Raymond R. Berg
Technical Sergeant 5th Class
U. S. Army
WWII US Military
Dates of Service: 12/05/1942 - 02/26/1946
Radio operator and gunner , 93 Cavalry Recon Squadron, 13th Armored Div

He was born in Dalton, Ohio, as the oldest of four children to William and Helen Reese Berg. His father, a carpenter for Martin Construction Company and Republic Steel, built desks and other furniture that he sold for $35 each. Raymond graduated from Dalton High School in 1940, joined the U.S. Army on December 5, 1942, and was sent to Camp Beale near Yuba City, California for basic training.
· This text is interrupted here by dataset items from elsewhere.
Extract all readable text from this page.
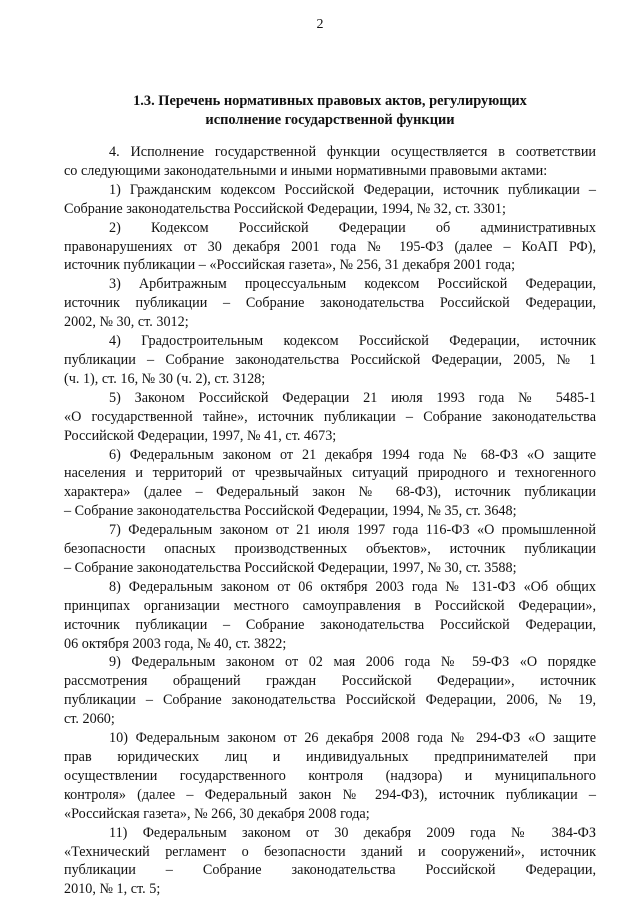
2
1.3. Перечень нормативных правовых актов, регулирующих
исполнение государственной функции

4. Исполнение государственной функции осуществляется в соответствии

со следующими законодательными и иными нормативными правовыми актами:

1) Гражданским кодексом Российской Федерации, источник публикации –

Собрание законодательства Российской Федерации, 1994, № 32, ст. 3301;

2) Кодексом Российской Федерации об административных

правонарушениях от 30 декабря 2001 года № 195-ФЗ (далее – КоАП РФ),

источник публикации – «Российская газета», № 256, 31 декабря 2001 года;

3) Арбитражным процессуальным кодексом Российской Федерации,

источник публикации – Собрание законодательства Российской Федерации,

2002, № 30, ст. 3012;

4) Градостроительным кодексом Российской Федерации, источник

публикации – Собрание законодательства Российской Федерации, 2005, № 1

(ч. 1), ст. 16, № 30 (ч. 2), ст. 3128;

5) Законом Российской Федерации 21 июля 1993 года № 5485-1

«О государственной тайне», источник публикации – Собрание законодательства

Российской Федерации, 1997, № 41, ст. 4673;

6) Федеральным законом от 21 декабря 1994 года № 68-ФЗ «О защите

населения и территорий от чрезвычайных ситуаций природного и техногенного

характера» (далее – Федеральный закон № 68-ФЗ), источник публикации

– Собрание законодательства Российской Федерации, 1994, № 35, ст. 3648;

7) Федеральным законом от 21 июля 1997 года 116-ФЗ «О промышленной

безопасности опасных производственных объектов», источник публикации

– Собрание законодательства Российской Федерации, 1997, № 30, ст. 3588;

8) Федеральным законом от 06 октября 2003 года № 131-ФЗ «Об общих

принципах организации местного самоуправления в Российской Федерации»,

источник публикации – Собрание законодательства Российской Федерации,

06 октября 2003 года, № 40, ст. 3822;

9) Федеральным законом от 02 мая 2006 года № 59-ФЗ «О порядке

рассмотрения обращений граждан Российской Федерации», источник

публикации – Собрание законодательства Российской Федерации, 2006, № 19,

ст. 2060;

10) Федеральным законом от 26 декабря 2008 года № 294-ФЗ «О защите

прав юридических лиц и индивидуальных предпринимателей при

осуществлении государственного контроля (надзора) и муниципального

контроля» (далее – Федеральный закон № 294-ФЗ), источник публикации –

«Российская газета», № 266, 30 декабря 2008 года;

11) Федеральным законом от 30 декабря 2009 года № 384-ФЗ

«Технический регламент о безопасности зданий и сооружений», источник

публикации – Собрание законодательства Российской Федерации,

2010, № 1, ст. 5;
All his training sergeants, he says, had served in the horse cavalry at Fort Riley, Kansas. "They still had their cavalry boots," he recalls. Placed in the 93rd Cavalry Reconnaissance Squadron of the 13th Armored Division, he sailed with the unit from Fort Dix, New Jersey. German submarines, however, "kept circling us," he recalls, so his ship returned to New York. They sailed later on the USS America, a former German passenger ship. His squadron of 900 men filled the vessel. The ship arrived at Le Havre, France in the fall of 1944. In the advance on Germany, Raymond rode in an armored car as radio operator and gunner of a 37-millimeter gun and a 30-caliber machine gun. Once, he and another man captured nine German soldiers. He traveled in a "section" consisting of ten men, two jeeps, and an armored car. He had reached Simbach, Germany by VE Day. From Berchtesgaden he brought home a piece of marble from Hitler's mountain hideaway. Back in the States by July of 1945, Raymond was to train in California for the invasion of Japan. The war ended, however, and the division was deactivated at Camp Pendleton. He was transferred to Camp Stoneman near Pittsburg, California, where he spent six months helping to ship troops home. He worked at the train station with troop rosters, seeing that the men and their service records were aboard. Raymond himself was discharged on February 26, 1946. He returned to Dalton to work at Timken Roller Bearing Company. After a year he went to Westinghouse making flow meters. In 1950 he was appointed Dalton's village marshal, and remained with the police department until 1981 when he retired to Louisiana. On May 18, 1981 he married Linda Legg. He has two children, two stepchildren, and four step grandchildren.